Taborda: Absolutely. This means having university students with a bachelor's degree in physics, chemistry or engineering doing doctoral or master's degrees in new technologies that are only feasible thanks to manufacturers like BYD that are present in Brazil. This fosters development in the market greatly. 

BNamericas: What's different about the new technology developed in partnership with UFSC? 

Taborda: We had a module with an attractive design that we realized could be used for facade design. So we came up with the BIPV concept, which we developed with UFSC, whose objective is to go beyond a module on the roof. Today almost all residential projects involve a conventional, single-frame, rooftop module with up to 670 watts of power. This new module made with UFSC goes beyond that. 

It means having a facade or a parking lot, for example, in harmony with the solar panel. 

Carvalho: The UFSC laboratory is focused on green hydrogen, whose production depends on a renewable energy source. That's why they chose solar energy for this function. And, instead of doing centralized generation, they tried to apply this laboratory with BIPV, which is photovoltaic technology applied to civil construction. 

The roof itself will be a [solar] panel, with sealing elements to prevent water from passing through and with a transparent backsheet to allow some light to pass through, in order to reduce power consumption, as well as modules with double glass to generate shade. 

This integration with civil construction reduces some of the energy generation and complements it with design and coverage. It’s optimized in terms of temperature and lighting, and the overall balance of the building is positive, generating more than it consumes, allowing the injection of surplus energy into the grid. 

BNamericas: Is the technology ready to be commercialized?

Carvalho: We're using the laboratory to validate the technology. We did the mechanical tests in the lab. Now we also have to comply with civil standards. The idea is to have this laboratory as a showcase for the product and get ahead in the market. 

BNamericas: How is the company's photovoltaic modules business going, in general?

Taborda: We opened our first factory in 2017, very much as a result of centralized generation projects. When we entered distributed generation, with national modules, we fostered sales of national modules in Brazil with resources from Finame [BNDES financing program]. Today BYD has more than 2mn modules installed in the country. We're the biggest national manufacturer. We’ve already brought in more than 5mn imported modules as well. 

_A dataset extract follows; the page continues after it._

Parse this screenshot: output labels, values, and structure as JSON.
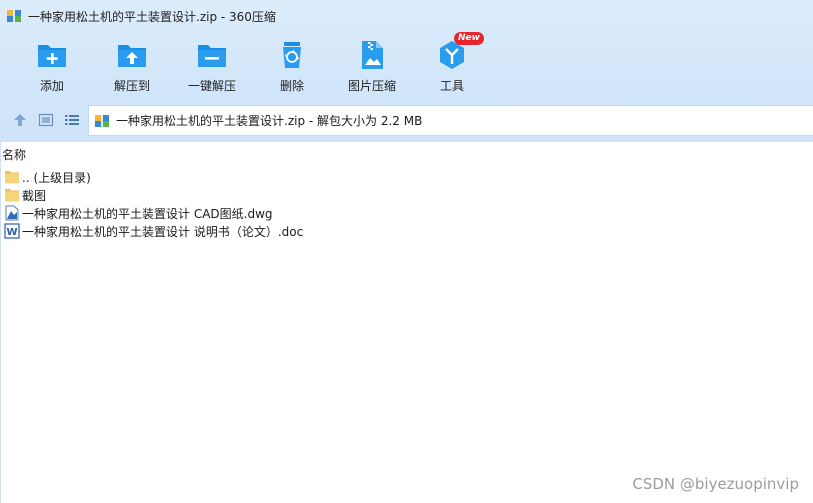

Our plan now, with the solution integrating solar generation with storage in lithium batteries and electric mobility, is to grow even more. The outlook is very good.

BNamericas: What are the sales projections for 2022 and 2023?

Taborda: Our forecast for 2023 is 1GW of sales, compared to 800MW forecast for this year, considering domestic and imported modules. It’s a conservative forecast. We could reach 1.5GW or 1.6GW, as there are some projects in which we're participating with a capacity of 60MW to 100MW and some of up to 500MW or 600MW that take longer to mature. 

BNamericas: What are the prospects for the electric vehicle market?

Taborda: We’re an integrated company, we manufacture 100% of our products. We produce buses, trucks and light vehicles, and we also have joint ventures with companies like Toyota and Tesla to supply batteries. 

Regarding Brazil, our perspectives are the best. We entered the country with a position in luxury vehicles, but we also have more accessible products in our portfolio, such as a 100% electric SUV or plug-in hybrid, and by the end of next year we intend to have at least 200 dealers selling our vehicles. 

Furthermore, we’re already thinking about having assembly plants here. Brazil can be a hub for Latin America, exporting to the region. 

Outside of China, Brazil is by far the place where BYD invests most in the world. Here we have factories for electric vehicles, photovoltaic modules, and batteries. And new factories are apparently coming here. 

Stella [Li], our global vice-president, has already announced investments of 10bn reais in the country in the next 2-3 years. This is due to the growth of the solar market, looking at batteries, vehicles, everything that we really know how to do like nobody else does, investing in technologies and taking advantage of market opportunities.